Último poste da série 26  de janeiro de 2017 > Guiné 61/74 - P16991: (D)o outro lado do combate (Jorge Araújo) (4): O I Congresso do PAIGC em fevereiro de 1964, em Cassacá, a sul de Cacine, e a importância social da saúde e da instrução literária, analisada na base central do Morés em março de 1964 - Parte I

4 comentários:

António J. P. Costa disse...

Olá Camaradas

Poderemos tirar daqui a conclusão de que o PAIGC, após um ano de guerrilha estava a fazer um ponto de situação e a reorganizar-se. Quanto ao congresso de Cassacá estou surpreendido que não tenha ocorrido em Campeane, lugar que tínhamos abandonado e onde não teríamos grandes possibilidades de nos aguentarmos. A FAP não tinha grandes possibilidades de actuar em tempo útil sobre a reunião e era necessário que soubesse dela. Sei que os dois barcos do PAIGC foram destruídos pela FAP. Creio mesmo ter visto uma foto de um ataque ao porto de Camassó (de localização indefinida) em que se vê alguém a fugir. No "meu tempo" existia ali um rádio que emitia em fonia e em grafia, tinha 9 botões em linha e usava uma antena de "L" invertido.
Reparem na fotos "para mais tarde recordar" em que o leader segue pelo caminho bem desbravado na aproximação ao local do congresso.

Um Ab.
António J. P. Costa

Antº Rosinha disse...

António J.P.Costa, evidentemente que cada país ou cada pátria tem que ter a sua história própria.
E se a Guiné-Bissau ficar com esta história, (PAIGC) bem gravada,da sua fundação e que ninguem venha a re-criar nenhuma outra, assim como Angola e Moçambique, com o MPLA e a FRELIMO, não é mau para uma "boa paz" desses países.
Porque se cada facção ou cada Movimento que existiam nesses países resolvem escrever a sua própria história...lá vai a paz!
Agora pensar na sinceridade daqueles dirigentes congressistas, "estudantes do império", para com os "africanos indígenas"...temos o resultado bem à vista, em quase toda a África.
Alguém pagará!


Anónimo disse...

Caro amigo Rosinha,

Claro que com uma unica historia contada pelo PAIGC nao tivemos muita "puxa-puxa" como aconteceu noutros paises, mas a bem dizer, tambem, nao satisfaz a todos porque esta historia convem so aos seguidores do PAIGC. E os outros? O Hino do PAIGC eh o nosso hino nacional, a bandeira...idem aspas.

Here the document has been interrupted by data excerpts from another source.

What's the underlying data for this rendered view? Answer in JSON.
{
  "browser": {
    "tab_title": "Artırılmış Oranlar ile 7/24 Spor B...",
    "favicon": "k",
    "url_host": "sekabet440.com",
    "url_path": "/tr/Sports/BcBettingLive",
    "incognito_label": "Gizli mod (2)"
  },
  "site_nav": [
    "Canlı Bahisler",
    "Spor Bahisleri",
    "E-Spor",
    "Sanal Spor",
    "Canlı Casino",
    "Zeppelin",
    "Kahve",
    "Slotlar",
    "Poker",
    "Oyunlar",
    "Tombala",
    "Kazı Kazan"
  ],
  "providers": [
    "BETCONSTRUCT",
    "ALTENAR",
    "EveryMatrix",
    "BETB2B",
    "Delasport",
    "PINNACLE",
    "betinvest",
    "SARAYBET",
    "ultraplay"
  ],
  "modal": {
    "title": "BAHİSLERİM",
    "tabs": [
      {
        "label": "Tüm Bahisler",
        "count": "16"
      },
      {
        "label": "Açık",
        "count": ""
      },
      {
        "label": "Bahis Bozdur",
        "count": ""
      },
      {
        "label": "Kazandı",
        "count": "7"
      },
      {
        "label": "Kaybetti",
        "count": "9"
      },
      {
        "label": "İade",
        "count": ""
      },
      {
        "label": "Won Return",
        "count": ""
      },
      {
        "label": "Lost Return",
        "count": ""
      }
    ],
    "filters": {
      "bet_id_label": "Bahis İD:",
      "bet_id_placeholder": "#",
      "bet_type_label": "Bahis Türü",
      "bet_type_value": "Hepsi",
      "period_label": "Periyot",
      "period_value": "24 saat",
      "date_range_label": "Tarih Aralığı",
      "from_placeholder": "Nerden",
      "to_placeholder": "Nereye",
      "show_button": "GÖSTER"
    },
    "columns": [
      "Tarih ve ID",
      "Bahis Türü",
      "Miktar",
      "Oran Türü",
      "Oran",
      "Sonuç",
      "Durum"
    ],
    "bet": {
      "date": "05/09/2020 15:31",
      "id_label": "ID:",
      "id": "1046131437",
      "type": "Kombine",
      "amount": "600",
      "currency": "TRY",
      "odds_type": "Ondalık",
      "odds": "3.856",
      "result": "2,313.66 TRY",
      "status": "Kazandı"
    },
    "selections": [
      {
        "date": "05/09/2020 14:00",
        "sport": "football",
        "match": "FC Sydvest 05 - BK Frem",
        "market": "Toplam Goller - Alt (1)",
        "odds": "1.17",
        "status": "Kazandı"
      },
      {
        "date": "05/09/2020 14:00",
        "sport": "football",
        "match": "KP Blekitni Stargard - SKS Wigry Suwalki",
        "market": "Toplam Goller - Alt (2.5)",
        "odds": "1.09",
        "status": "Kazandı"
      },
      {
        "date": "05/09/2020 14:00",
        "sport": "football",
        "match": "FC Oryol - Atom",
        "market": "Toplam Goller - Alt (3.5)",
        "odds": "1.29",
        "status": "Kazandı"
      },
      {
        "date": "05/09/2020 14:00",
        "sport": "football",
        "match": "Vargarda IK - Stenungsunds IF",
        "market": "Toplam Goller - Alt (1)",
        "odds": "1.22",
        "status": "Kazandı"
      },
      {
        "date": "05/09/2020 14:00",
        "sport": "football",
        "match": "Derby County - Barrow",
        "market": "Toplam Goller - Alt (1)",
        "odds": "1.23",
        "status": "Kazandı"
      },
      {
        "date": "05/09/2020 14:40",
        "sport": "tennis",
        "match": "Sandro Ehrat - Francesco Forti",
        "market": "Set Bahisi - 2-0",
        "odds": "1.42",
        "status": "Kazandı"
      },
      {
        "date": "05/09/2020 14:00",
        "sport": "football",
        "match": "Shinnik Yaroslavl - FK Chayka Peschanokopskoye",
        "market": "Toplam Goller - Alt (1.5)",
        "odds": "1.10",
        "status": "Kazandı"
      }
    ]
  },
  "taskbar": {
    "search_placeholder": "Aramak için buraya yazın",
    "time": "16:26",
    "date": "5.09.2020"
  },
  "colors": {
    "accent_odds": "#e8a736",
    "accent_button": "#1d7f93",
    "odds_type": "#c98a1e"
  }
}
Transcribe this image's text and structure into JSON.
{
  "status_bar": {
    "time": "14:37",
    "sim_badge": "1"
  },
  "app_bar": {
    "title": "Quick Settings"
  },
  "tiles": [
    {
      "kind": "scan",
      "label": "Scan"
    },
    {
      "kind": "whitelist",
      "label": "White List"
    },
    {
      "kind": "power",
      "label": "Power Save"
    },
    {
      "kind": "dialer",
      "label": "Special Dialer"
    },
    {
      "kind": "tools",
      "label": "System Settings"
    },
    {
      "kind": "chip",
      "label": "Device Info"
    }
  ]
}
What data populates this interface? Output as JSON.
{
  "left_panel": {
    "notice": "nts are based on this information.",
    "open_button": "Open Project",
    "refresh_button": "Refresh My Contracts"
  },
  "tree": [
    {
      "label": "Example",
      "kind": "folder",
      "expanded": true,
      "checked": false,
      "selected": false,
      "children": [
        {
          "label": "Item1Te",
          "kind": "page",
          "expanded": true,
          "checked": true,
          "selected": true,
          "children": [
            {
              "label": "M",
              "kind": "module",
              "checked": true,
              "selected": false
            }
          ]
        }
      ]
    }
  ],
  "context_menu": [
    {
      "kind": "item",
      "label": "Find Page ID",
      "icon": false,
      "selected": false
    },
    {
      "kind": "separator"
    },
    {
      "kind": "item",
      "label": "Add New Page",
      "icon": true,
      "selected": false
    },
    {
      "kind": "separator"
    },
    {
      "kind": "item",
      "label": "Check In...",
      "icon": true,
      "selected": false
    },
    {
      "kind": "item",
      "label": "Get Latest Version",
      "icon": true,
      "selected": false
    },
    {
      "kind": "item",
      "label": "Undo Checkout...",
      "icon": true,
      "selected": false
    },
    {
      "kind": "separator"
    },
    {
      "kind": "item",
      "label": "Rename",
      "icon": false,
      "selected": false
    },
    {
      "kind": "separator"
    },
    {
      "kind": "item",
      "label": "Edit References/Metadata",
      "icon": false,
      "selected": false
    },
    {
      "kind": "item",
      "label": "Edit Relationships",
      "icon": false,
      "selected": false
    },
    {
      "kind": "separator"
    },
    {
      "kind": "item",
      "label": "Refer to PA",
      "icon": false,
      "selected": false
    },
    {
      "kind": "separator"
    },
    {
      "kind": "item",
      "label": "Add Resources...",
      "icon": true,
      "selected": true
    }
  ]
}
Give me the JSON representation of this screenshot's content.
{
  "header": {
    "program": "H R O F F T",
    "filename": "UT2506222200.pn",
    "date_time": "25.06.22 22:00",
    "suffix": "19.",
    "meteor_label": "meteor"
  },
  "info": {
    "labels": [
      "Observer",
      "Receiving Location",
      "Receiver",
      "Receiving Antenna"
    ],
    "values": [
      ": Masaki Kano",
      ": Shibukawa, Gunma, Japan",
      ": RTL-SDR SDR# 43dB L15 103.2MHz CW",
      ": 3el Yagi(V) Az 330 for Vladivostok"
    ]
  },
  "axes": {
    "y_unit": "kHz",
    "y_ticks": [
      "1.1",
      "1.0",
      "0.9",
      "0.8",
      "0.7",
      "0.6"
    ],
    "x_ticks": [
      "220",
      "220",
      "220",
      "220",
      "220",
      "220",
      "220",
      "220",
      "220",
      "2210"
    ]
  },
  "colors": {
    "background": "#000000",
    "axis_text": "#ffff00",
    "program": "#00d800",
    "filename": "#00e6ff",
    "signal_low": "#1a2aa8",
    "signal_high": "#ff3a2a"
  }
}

De tanto aceitar a imposicao do PAIGC e suas idiotices o pais acabou sendo refem do mesmo e hoje ja querem que sejam os seus filhos a ocupar todos os postos de governacao no pais. Se hoje eh pacifico, amanha podera ser diferente.

Um abraco amigo,

Cherno AB

Samoel Mendes disse...

Prezado sr.Luís Graça, primeiramente gostaria de muito lhe agradecer por esta página que nos leva a muitas informações históricas e inclusive o conhecimento de figuras como Simão António Mendes (meu Avô paterno). Figura esta que, salvo a homenagem feita ao atribuir o seu nome ao principal hospital do país (Hospital Nacional Simão Mendes), é muito pouco falada e conhecida por muitos que acompanharam, estudam e pesquisam a história da libertação da Guiné-Bissau.

Obrigado.
Forte abraço.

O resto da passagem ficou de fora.